Der Geschichts- und Gemeinschaftskundelehrer Jochen Bauer ließ sich breitschlagen, das Mammutprojekt zu leiten. Nach über einem Tag Dauerunterricht und unzähligen Interviews klingt seine Stimme wie ein Reibeisen. Trotzdem lächelt er immer noch und wirkt erstaunlich entspannt. „Ich fand das total lustig,“ sagt er. Man müsse im Leben auch manchmal etwas Verrücktes machen. Er gibt zu, dass so ein Tag-und-Nacht-Unterricht weniger effektiv als normale Schulstunden sei, zumindest wenn man das abfragbare Wissen als Maßstab nimmt. Aber er glaubt, der Projekttag habe bei vielen SchülerInnen das Interesse für den bearbeiteten Stoff geweckt.

Thema war Kultur und Geschichte der Zeit zwischen den beiden Weltkriegen. In Kleingruppen recherchierten die SchülerInnen über bestimmte Aspekte wie Mode, Film oder Sport in dieser Zeit und präsentierten ihre Ergebnisse auf liebevoll gestalteten Plakattafeln. „Die Texte hatten wir abends um zehn schon fertig,“ berichtet Nina Bergeest (14), die ihren Bereich Architektur sehr spannend fand. Nachts wurden noch die Poster entworfen. Da ließ die Konzentration aber schon deutlich nach. „Es wurde dann schon anstrengend,“ sagt Ann-Kathrin Dräger (15). Ihr hat die viele Gruppenarbeit gut gefallen. Der nächtliche Tangotanz sei dann doch eine willkommene Abwechslung gewesen. Jochen Bauer hatte als Überraschung einen Tangolehrer organisiert, der die Klasse in den 20er-Jahre-Tanz einführte.
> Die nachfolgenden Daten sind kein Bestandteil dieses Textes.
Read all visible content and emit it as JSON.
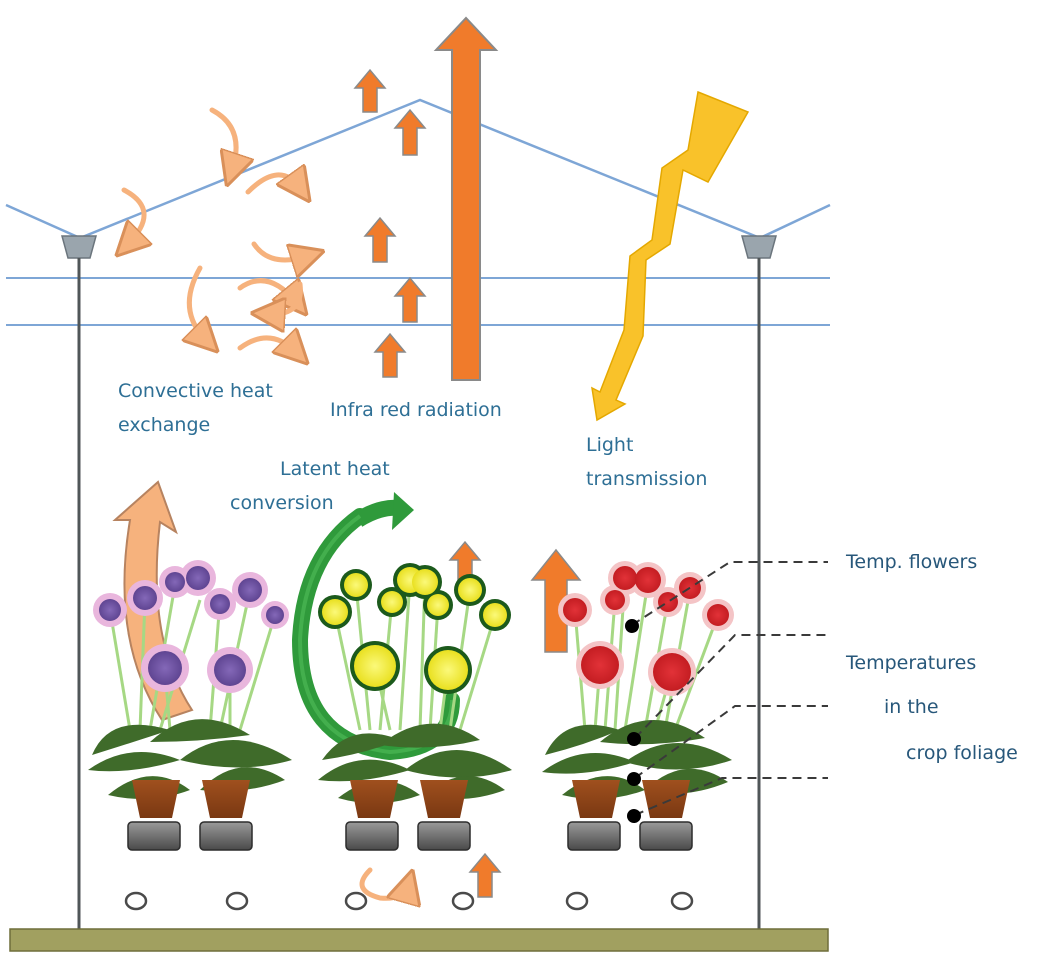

Wie man die Müdigkeit bekämpfen und die toten Punkte überwinden konnte, ist wichtigstes Thema beim Resümee, das die SchülerInnen am Ende der 25. Stunde ziehen. „Viel trinken“ müsse man, haben sie gelernt. Man bekommt den Eindruck, Überlebende eines Survivaltrainings vor sich zu haben. Dieser Sensationseffekt hat wohl die Unmengen an Presseleuten angezogen. „Es war irritierend, ständig fotographiert zu werden“, meint Nina Bergeest. Dass die Klasse wie Popstars gefeiert wird, gönnt ihnen der Zwölftklässler Julien Mohr (18), auch wenn er spöttisch grinsend meint, dass der Wunsch nach solchem Daueruntericht „dem Schülertum widerspricht“.

Mit so großen Interesse von Presse, Funk und Fernsehen hatte Jochen Bauer überhaupt nicht gerechnet. Er hat schon eine Idee, wie er den Medienrummel im Untericht verwerten kann. Als nächstes wird er im Gemeinschaftsunterricht das Thema Medien durchnehmen. „Eine bessere Voraussetzung als die unmittelbare Erfahrung damit gibt es kaum“, freut sich der Pädagoge.